Do u want 2 b my gf?

Do u want 2 b my gf?

Giulia Imholte, staff writer

In recent years, people have been able to build stronger relationships than ever before, but new technologies have changed the way people interact face-to-face. When it comes to the world of dating, texting and Facebook have had a strong effect on relationships. But, many Benilde-St. Margaret’s students do not agree on whether technological interaction helps or harms their relationships.

Some students believe that texting someone is a way to ease into a relationship or friendship with someone, and it leads to less awkward confrontations in the future. “I get to know someone more by texting, because when you meet for the first time in person, it’s usually awkward and if you text, then you’ve developed a conversation so you know what to talk about,” said senior Patrick Daly. “But, it also depends on what you’ve talked about.”

Such an ice-breaking tactic can be used to meet new people or interact with people one has never met before. “I tend to text girls that I’ve never met before, and that’s how I develop my relationships these days, and I usually meet most of those girls via Facebook,” said senior Mike Blessing.

Some types of technology, like Skype, have proven to be useful tools in relationships. This popular video-chat and Internet calling tool allows people from different areas to communicate, many students also find it useful for homework help. “If someone has a long-distance relationship, Skype is awesome. It helps you stay connected with people more than just on a phone call basis, and it helps to have a visual of someone that is far away that you can’t see all the time,” said senior Nettie Sparkman.
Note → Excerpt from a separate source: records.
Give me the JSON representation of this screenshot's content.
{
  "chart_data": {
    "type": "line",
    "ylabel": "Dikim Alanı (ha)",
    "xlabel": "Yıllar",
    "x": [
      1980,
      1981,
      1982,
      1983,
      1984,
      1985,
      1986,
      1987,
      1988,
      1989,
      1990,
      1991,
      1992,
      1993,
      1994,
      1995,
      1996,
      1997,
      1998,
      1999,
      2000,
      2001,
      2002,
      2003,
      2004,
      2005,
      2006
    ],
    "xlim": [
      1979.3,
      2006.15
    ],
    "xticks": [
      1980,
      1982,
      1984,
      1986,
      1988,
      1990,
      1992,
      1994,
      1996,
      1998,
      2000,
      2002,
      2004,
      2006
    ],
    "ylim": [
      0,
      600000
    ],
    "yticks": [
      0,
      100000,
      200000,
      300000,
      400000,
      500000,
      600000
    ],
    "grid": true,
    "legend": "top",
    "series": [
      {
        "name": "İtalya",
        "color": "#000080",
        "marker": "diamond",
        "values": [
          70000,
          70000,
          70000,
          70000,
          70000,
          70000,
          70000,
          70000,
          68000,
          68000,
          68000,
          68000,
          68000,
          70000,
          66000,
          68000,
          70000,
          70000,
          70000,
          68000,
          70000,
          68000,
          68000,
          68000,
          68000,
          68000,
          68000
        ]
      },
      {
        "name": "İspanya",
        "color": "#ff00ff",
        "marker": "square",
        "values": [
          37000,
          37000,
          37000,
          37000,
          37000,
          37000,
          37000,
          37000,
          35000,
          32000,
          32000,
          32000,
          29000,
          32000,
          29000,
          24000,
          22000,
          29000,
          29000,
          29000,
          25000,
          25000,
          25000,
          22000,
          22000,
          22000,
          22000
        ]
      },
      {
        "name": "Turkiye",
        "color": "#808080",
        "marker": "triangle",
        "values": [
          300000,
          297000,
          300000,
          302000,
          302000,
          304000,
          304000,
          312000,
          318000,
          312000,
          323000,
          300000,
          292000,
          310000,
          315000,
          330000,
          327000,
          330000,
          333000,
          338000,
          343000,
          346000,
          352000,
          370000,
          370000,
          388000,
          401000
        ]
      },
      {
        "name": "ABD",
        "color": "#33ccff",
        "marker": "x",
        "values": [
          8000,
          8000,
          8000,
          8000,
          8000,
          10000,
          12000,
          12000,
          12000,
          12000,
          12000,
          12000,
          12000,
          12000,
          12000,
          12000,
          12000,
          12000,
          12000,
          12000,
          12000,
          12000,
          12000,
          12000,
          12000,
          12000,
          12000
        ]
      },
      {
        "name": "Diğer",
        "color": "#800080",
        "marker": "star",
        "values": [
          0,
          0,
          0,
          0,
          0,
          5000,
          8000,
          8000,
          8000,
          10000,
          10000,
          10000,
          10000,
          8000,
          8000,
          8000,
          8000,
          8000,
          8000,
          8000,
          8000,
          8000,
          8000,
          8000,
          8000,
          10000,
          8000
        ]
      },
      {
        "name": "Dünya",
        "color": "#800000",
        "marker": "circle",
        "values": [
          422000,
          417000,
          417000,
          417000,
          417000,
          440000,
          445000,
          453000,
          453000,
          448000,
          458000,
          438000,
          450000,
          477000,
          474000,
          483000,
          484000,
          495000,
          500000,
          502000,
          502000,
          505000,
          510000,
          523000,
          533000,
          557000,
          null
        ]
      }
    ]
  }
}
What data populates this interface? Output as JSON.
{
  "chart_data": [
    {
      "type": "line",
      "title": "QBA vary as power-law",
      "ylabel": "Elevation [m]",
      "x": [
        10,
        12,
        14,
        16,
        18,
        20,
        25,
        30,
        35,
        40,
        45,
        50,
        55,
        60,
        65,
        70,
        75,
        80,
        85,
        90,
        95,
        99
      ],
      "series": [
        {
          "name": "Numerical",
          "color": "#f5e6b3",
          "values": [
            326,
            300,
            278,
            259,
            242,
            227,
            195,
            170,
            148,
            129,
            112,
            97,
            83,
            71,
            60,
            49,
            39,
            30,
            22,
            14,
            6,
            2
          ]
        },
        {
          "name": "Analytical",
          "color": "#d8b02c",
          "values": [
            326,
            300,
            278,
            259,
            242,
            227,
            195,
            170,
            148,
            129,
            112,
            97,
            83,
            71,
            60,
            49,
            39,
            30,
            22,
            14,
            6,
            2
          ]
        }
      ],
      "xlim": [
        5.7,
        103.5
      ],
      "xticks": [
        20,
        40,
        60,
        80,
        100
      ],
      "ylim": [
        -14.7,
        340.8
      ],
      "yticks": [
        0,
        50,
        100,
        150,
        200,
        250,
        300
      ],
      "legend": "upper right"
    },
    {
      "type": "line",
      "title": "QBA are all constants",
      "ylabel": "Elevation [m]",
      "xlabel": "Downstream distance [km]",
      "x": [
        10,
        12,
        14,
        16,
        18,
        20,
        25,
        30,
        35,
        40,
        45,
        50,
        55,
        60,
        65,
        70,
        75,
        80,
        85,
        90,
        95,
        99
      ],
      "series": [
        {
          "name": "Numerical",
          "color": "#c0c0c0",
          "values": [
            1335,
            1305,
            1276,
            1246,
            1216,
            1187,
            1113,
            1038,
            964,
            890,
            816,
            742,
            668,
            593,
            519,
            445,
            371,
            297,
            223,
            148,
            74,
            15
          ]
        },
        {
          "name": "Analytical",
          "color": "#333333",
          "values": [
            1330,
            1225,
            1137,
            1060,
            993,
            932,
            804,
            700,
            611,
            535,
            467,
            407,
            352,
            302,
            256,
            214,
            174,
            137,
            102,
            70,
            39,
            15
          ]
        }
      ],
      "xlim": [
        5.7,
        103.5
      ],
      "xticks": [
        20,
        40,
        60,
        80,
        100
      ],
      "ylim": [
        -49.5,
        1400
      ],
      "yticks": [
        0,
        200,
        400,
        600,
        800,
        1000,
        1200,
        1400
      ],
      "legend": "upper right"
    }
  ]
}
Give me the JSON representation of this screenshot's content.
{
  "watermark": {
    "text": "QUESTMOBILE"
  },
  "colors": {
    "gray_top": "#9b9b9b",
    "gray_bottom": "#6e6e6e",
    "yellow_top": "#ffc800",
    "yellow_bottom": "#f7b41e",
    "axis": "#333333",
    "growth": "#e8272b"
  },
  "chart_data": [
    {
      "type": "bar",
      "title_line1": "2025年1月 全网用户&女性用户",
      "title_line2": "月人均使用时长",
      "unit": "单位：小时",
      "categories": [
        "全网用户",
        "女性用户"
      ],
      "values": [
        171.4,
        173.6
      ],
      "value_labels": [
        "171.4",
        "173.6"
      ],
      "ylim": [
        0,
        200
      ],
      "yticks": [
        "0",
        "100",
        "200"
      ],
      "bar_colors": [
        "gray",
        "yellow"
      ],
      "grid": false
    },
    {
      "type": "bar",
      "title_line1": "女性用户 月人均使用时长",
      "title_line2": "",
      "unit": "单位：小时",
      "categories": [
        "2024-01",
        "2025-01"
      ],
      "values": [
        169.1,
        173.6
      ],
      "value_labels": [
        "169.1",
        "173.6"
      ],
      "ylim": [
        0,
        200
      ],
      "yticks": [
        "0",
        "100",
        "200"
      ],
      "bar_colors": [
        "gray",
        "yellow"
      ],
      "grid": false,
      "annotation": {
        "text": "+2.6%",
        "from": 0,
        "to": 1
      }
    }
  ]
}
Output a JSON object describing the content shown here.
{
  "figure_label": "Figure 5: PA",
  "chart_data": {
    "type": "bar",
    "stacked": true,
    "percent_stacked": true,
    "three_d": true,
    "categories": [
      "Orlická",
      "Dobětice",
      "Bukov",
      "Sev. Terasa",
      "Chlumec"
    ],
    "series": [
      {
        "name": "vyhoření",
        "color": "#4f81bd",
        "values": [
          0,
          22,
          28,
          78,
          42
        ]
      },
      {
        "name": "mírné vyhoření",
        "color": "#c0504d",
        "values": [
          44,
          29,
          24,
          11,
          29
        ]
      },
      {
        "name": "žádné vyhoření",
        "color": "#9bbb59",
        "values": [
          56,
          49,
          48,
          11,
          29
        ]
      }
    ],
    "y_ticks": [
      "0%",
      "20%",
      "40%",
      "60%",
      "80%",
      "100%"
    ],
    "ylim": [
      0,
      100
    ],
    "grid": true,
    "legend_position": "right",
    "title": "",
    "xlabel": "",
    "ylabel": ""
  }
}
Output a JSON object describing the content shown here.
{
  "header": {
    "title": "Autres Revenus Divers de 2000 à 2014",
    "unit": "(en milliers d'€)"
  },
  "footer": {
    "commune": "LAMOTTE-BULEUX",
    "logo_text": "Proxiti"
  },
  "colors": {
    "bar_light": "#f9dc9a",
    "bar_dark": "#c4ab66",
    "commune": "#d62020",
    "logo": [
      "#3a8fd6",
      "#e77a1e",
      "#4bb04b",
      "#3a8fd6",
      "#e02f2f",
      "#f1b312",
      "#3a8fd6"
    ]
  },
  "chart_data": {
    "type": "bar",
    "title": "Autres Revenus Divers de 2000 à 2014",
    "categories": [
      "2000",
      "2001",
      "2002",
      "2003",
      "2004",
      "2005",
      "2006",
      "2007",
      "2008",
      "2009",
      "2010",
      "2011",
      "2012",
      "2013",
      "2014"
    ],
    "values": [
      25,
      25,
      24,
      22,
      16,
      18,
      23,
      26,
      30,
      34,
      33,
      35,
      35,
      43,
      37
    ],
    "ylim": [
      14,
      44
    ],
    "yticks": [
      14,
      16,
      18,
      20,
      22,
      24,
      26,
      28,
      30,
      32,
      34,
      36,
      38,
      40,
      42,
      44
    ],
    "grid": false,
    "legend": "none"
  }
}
Another notorious tool that technology has brought is the harmless and somewhat over-used Facebook poke. Many students agree that one of the best ways to start a conversation with someone is by poking them. “If I want to get a lady’s attention, I’ll poke her on Facebook,” said sophomore Connor Allen.

There are obvious benefits to texting and Facebook chatting; one being the avoidance of awkward confrontations, but something that is often overlooked is that using this technology can often lead to miscommunication. “A lot of times people misinterpret texts into something they don’t mean, or if someone doesn’t answer their phone or doesn’t text back, they overreact,” said junior Hanna Albertson.

When people rely on texting for their relationships, it can also detract from the substance of face-to-face interaction. “People get so into a relationship on their phones that they won’t actually spend time together. People can’t depend on their phones, like if you’re breaking up with someone you should be able to say it to their face,” said Albertson.

If a relationship is developed over text to avoid awkward situations and confrontations, there’s a possibility that it will never stray away from that type of interaction. By using this communication instrument people may not be able to develop the proper connections. “If people want to talk to you about something serious, something that should definitely be dealt with in person, they always text about it,” said junior Sarah Silvestri.

Texting and Facebook have not only changed they way people interact with each other, but they have also affected how a real relationship is viewed. “Most people believe that ‘in a realtionship’ means being Facebook offical, but Facebook shouldn’t have to say where you are in a relationship. Facebook has made relationships other people’s business,” said Albertson.

Technology has had a drastic affect on how teens today interact and develop relationships. But they don’t necessarily help in building structured and substantial relationships. Plus, there are many more effective ways that people can use to communicate with each other. “I don’t like talking over technology, calling is fine,” said junior Kaitlin Duda, “but for a relationship, using technology isn’t personal at all, and words can get twisted.”